Für mich ist es eine große Herausforderung, die Grundzüge meiner Arbeit Menschen über Facebook so zu vermitteln, dass sie auch tatsächlich verstehen, was ich mache. Ich glaube, prinzipiell ist es für jeden Menschen, der politisch tätig ist, wichtig zu kommunizieren und zwar nicht nur Face-2-Face. Wenn man das nicht tut, ist man Autist und lebt in seiner eigenen Scheinwelt. Ich bin gerade dabei zu experimentieren, wie man Bürger in den Prozess des Gesetze Machens, des Law-Makings, miteinbeziehen kann.
Wie soll ein derartiges Law-Making mit Bürgern aussehen?
Wenn man sich Fußballspiele gemeinsam anschaut gibt es Public Viewing. So sollte auch das Gesetze Machen sein. Beim Public-Law-Making soll man sich aktiv beteiligen können.
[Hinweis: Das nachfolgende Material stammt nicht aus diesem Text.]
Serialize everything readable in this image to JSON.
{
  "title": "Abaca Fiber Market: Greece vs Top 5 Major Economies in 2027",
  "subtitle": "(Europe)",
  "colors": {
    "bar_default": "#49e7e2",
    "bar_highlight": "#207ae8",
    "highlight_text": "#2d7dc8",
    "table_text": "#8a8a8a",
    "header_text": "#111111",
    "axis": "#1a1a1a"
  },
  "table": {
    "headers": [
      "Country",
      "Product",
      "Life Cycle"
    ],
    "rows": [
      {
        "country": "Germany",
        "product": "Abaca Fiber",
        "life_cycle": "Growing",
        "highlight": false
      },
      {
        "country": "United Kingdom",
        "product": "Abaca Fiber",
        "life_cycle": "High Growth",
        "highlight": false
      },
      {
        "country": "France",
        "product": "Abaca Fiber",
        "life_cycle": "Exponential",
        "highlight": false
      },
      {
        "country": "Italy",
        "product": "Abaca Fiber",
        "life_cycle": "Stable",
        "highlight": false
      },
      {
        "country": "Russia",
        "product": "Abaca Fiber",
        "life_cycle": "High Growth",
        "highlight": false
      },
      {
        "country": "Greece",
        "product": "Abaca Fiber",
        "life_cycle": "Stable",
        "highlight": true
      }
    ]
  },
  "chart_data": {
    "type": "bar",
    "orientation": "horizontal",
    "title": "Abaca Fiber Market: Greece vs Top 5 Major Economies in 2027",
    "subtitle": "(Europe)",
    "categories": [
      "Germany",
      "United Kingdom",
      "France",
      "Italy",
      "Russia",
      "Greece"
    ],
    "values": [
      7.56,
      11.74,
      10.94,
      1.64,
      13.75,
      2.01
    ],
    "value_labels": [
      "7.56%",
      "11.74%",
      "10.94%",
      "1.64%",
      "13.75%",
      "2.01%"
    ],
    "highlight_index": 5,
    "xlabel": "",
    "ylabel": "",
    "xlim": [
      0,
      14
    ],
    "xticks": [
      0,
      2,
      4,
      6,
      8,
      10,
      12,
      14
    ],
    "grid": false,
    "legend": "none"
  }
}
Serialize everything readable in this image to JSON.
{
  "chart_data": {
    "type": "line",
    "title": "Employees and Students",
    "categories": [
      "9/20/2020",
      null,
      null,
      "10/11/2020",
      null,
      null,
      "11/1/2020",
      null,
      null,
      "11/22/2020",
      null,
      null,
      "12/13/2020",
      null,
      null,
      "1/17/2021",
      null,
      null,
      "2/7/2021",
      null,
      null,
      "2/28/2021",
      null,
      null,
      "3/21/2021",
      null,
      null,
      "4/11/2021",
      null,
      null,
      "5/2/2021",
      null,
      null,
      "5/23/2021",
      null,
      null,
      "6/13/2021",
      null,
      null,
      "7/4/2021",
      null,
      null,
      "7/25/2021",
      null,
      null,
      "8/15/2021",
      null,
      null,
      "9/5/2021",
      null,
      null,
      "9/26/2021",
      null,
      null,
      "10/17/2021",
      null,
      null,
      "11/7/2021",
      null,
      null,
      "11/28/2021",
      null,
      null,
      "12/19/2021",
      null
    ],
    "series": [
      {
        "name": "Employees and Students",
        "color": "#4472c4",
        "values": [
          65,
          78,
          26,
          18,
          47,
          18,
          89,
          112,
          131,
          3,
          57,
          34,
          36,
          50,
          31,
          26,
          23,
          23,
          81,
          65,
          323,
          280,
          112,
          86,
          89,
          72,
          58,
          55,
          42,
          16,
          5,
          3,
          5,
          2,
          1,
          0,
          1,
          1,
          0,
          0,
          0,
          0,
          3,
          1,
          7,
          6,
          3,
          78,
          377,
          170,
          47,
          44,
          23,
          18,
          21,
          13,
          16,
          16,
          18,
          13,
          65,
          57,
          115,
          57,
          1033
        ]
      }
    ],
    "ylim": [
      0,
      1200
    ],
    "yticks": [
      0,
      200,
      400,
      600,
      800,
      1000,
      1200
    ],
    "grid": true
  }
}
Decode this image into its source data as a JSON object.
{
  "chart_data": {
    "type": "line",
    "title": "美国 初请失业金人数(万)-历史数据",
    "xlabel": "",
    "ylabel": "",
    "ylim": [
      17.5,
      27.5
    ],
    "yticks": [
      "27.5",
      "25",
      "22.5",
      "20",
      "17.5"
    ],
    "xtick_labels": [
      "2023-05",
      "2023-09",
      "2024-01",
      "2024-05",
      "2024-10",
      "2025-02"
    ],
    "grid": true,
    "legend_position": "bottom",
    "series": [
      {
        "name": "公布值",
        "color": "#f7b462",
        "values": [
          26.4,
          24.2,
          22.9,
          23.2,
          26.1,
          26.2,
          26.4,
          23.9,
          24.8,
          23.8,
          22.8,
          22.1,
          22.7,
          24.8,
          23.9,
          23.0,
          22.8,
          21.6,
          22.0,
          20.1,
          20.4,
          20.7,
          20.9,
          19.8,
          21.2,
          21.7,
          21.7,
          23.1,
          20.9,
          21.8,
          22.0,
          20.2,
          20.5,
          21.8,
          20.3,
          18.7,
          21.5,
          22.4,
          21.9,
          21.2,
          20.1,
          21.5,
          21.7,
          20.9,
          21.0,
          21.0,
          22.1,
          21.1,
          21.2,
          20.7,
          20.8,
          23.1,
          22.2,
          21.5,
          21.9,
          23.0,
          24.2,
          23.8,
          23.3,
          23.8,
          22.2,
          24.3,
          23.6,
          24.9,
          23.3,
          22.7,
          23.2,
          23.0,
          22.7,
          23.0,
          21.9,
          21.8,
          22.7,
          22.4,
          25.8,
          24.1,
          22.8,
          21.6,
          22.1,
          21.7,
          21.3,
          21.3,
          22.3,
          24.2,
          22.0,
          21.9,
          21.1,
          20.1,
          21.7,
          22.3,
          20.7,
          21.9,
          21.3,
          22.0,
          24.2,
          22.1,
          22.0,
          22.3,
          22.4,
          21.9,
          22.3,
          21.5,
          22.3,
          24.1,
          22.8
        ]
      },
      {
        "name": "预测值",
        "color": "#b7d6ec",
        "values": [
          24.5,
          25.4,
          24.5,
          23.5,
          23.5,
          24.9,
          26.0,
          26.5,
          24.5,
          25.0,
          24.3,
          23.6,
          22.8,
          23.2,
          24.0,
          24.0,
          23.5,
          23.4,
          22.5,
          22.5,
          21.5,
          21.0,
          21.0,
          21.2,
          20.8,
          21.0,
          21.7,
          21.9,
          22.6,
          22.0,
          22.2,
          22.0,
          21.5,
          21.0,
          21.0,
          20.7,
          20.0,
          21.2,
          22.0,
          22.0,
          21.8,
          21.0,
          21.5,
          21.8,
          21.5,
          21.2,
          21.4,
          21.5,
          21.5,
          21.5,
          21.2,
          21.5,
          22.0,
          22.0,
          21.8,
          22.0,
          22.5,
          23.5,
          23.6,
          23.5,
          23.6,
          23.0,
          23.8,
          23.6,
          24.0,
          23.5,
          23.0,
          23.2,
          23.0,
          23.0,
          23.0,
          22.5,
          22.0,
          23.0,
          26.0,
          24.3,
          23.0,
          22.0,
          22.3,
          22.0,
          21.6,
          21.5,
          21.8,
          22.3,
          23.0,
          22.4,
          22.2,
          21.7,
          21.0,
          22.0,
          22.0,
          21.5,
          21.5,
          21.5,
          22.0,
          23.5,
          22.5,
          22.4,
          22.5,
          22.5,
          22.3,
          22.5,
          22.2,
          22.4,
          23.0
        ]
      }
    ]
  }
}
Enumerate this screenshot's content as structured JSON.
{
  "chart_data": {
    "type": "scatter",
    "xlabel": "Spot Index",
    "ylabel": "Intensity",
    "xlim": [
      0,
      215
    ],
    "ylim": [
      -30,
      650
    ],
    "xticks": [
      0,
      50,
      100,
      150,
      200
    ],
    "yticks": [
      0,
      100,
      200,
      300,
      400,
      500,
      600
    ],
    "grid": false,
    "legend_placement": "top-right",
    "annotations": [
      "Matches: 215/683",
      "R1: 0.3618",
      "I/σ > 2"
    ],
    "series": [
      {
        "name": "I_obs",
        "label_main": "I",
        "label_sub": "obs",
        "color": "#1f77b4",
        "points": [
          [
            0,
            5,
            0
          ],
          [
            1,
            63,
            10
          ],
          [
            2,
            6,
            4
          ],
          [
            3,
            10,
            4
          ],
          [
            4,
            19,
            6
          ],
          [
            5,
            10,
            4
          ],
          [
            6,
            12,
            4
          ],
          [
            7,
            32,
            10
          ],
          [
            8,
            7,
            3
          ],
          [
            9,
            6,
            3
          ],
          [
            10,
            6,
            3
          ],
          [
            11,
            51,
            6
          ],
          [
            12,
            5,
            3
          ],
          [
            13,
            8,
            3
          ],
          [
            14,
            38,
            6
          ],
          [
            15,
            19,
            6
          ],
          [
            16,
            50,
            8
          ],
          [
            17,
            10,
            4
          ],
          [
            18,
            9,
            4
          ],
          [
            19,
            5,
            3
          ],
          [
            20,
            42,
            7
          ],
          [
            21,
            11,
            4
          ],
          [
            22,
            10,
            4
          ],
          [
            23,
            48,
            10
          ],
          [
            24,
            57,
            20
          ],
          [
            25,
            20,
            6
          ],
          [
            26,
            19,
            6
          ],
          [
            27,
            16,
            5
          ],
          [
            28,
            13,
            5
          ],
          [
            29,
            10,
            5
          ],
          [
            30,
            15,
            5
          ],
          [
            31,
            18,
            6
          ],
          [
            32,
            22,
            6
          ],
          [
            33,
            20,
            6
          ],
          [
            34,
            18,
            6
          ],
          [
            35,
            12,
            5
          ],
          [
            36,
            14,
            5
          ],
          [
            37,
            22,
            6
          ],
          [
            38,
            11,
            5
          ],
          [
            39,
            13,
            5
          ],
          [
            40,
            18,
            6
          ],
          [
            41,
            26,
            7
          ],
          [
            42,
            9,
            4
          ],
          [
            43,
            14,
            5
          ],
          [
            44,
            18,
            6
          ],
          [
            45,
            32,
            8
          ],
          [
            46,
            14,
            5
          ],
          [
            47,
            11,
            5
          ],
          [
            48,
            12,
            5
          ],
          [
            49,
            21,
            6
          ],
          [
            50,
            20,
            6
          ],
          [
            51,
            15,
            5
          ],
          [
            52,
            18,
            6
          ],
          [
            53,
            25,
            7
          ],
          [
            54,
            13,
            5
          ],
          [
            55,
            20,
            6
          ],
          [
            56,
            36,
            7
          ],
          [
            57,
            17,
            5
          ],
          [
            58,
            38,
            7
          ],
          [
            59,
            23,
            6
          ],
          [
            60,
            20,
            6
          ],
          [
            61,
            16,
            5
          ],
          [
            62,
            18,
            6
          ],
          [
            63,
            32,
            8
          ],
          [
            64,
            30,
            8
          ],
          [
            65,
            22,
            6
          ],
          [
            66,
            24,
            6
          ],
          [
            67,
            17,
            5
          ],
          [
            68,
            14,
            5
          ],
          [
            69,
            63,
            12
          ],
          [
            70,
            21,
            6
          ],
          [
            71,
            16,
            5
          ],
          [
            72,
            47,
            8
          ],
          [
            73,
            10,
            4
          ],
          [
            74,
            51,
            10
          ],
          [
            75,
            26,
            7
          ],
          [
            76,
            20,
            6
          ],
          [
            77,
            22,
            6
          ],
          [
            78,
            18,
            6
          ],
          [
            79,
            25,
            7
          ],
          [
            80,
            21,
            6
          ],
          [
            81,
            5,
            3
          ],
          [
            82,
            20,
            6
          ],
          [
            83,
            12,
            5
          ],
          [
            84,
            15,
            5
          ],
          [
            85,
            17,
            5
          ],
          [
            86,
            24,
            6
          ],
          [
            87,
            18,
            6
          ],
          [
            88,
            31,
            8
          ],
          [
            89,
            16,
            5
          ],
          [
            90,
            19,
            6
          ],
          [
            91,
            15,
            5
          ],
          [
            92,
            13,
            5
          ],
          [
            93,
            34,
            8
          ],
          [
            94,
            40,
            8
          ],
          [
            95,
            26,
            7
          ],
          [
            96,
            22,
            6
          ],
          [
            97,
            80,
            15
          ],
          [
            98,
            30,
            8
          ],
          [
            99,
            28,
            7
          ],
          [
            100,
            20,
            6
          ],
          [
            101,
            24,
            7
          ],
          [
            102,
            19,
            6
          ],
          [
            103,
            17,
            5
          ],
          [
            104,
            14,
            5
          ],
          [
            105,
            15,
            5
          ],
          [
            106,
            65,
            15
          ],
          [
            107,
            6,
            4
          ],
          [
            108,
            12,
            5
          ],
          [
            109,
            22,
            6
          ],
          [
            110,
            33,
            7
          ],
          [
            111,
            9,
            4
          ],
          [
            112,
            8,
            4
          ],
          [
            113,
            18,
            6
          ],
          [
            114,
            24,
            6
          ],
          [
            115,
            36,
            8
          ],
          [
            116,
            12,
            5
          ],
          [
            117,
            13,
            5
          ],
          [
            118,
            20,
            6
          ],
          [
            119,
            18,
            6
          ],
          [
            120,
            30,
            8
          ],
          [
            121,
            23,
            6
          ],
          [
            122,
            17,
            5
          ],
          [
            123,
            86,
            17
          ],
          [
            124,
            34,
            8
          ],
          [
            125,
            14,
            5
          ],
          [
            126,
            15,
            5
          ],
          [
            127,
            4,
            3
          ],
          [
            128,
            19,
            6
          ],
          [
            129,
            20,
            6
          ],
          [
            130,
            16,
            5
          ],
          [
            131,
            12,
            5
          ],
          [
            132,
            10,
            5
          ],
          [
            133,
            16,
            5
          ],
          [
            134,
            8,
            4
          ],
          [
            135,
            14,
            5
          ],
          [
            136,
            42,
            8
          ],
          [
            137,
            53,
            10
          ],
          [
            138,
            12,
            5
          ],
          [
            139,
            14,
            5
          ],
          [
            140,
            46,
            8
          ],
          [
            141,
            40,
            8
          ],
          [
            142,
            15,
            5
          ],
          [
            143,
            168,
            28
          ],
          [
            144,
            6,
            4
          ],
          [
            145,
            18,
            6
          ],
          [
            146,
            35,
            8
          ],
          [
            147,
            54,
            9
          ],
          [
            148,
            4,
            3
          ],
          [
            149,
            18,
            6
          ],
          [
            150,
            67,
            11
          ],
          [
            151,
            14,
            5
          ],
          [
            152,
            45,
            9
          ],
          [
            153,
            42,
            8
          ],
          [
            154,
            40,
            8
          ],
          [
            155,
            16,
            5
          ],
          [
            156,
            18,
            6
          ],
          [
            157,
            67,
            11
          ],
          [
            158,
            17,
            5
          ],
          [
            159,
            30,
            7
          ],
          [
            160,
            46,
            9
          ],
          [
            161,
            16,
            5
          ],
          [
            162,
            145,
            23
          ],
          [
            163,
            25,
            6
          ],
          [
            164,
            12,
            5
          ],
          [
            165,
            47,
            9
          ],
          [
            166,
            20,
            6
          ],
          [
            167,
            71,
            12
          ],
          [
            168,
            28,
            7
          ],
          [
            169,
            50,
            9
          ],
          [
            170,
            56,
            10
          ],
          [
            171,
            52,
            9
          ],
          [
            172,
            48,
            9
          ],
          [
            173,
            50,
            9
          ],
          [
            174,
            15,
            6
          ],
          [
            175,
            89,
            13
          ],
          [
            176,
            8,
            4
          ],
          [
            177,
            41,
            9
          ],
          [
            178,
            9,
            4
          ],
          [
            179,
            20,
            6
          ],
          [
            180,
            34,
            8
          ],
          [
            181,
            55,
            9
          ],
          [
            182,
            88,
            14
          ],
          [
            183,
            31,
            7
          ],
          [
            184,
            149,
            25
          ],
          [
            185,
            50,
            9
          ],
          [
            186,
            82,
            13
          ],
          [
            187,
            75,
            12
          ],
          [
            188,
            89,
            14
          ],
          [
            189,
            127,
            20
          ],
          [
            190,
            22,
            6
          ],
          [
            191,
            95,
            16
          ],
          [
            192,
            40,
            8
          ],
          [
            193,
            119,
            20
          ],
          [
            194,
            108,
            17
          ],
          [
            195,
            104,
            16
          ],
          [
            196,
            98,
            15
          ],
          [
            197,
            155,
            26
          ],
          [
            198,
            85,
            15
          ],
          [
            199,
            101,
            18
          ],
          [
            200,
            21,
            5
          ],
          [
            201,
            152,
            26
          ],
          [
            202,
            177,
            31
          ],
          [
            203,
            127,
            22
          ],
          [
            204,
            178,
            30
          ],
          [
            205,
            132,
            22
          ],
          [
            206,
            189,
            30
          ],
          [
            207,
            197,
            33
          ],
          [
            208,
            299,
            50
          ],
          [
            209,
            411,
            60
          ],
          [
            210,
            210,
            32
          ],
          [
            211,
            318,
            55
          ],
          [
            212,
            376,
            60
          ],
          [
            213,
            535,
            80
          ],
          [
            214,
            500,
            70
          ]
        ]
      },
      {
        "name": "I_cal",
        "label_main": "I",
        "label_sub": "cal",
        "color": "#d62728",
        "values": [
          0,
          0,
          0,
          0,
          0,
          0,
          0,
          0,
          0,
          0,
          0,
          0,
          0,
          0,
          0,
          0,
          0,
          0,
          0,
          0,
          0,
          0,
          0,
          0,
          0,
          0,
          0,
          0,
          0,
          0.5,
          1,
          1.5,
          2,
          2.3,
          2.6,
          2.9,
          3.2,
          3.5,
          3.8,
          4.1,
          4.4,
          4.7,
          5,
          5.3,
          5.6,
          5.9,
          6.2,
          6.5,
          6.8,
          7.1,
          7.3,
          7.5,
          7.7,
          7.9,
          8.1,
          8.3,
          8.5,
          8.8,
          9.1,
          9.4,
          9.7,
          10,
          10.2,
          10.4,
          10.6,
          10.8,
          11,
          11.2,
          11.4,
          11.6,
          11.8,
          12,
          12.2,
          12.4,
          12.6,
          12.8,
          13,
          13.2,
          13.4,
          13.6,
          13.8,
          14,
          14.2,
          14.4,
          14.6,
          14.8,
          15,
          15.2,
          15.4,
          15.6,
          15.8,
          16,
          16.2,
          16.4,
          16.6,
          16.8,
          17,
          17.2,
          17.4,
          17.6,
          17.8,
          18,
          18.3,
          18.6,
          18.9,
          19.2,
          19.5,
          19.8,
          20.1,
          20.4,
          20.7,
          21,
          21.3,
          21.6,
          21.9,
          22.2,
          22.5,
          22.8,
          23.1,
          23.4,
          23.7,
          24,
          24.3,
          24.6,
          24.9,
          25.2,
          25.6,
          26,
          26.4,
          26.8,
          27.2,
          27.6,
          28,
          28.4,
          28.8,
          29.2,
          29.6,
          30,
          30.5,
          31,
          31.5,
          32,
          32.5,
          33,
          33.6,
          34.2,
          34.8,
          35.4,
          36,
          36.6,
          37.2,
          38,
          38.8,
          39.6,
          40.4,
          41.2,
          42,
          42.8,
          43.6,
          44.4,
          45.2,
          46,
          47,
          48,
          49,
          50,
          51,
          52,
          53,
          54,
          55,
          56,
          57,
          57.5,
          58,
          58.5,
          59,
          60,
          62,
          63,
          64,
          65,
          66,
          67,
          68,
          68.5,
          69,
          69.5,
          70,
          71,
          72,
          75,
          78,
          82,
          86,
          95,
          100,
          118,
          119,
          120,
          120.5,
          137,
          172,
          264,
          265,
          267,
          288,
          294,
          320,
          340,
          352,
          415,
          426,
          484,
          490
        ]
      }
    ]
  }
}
Ich möchte das im März nächsten Jahres bei ausgewählten kleineren Gesetzen ausprobieren und überlege gerade, wie man im Sinn von Liquid Democracy mit Wählern diskutieren kann. Zusammen mit der Informatik-Abteilung an der Universität Linz werden Tools entwickelt, um gemeinsam an Abänderungsanträgen zu arbeiten. Diese Tools sollen im März 2013 präsentiert und erstmals anhand eines Gesetzesentwurfs ausprobiert werden. Da ist Liquid Democracy sicherlich ein Vorbild, nur muss man das neu adaptieren.
Zur Person:
Josef Weidenholzer ist seit Dezember 2011 Europa-Abgeordneter für die SPÖ. Er ist unter anderem im Ausschuss für Bürgerliche Freiheiten, Justiz und Inneres (LIBE) sowie im Ausschuss für Binnenmarkt und Verbraucherschutz vertreten.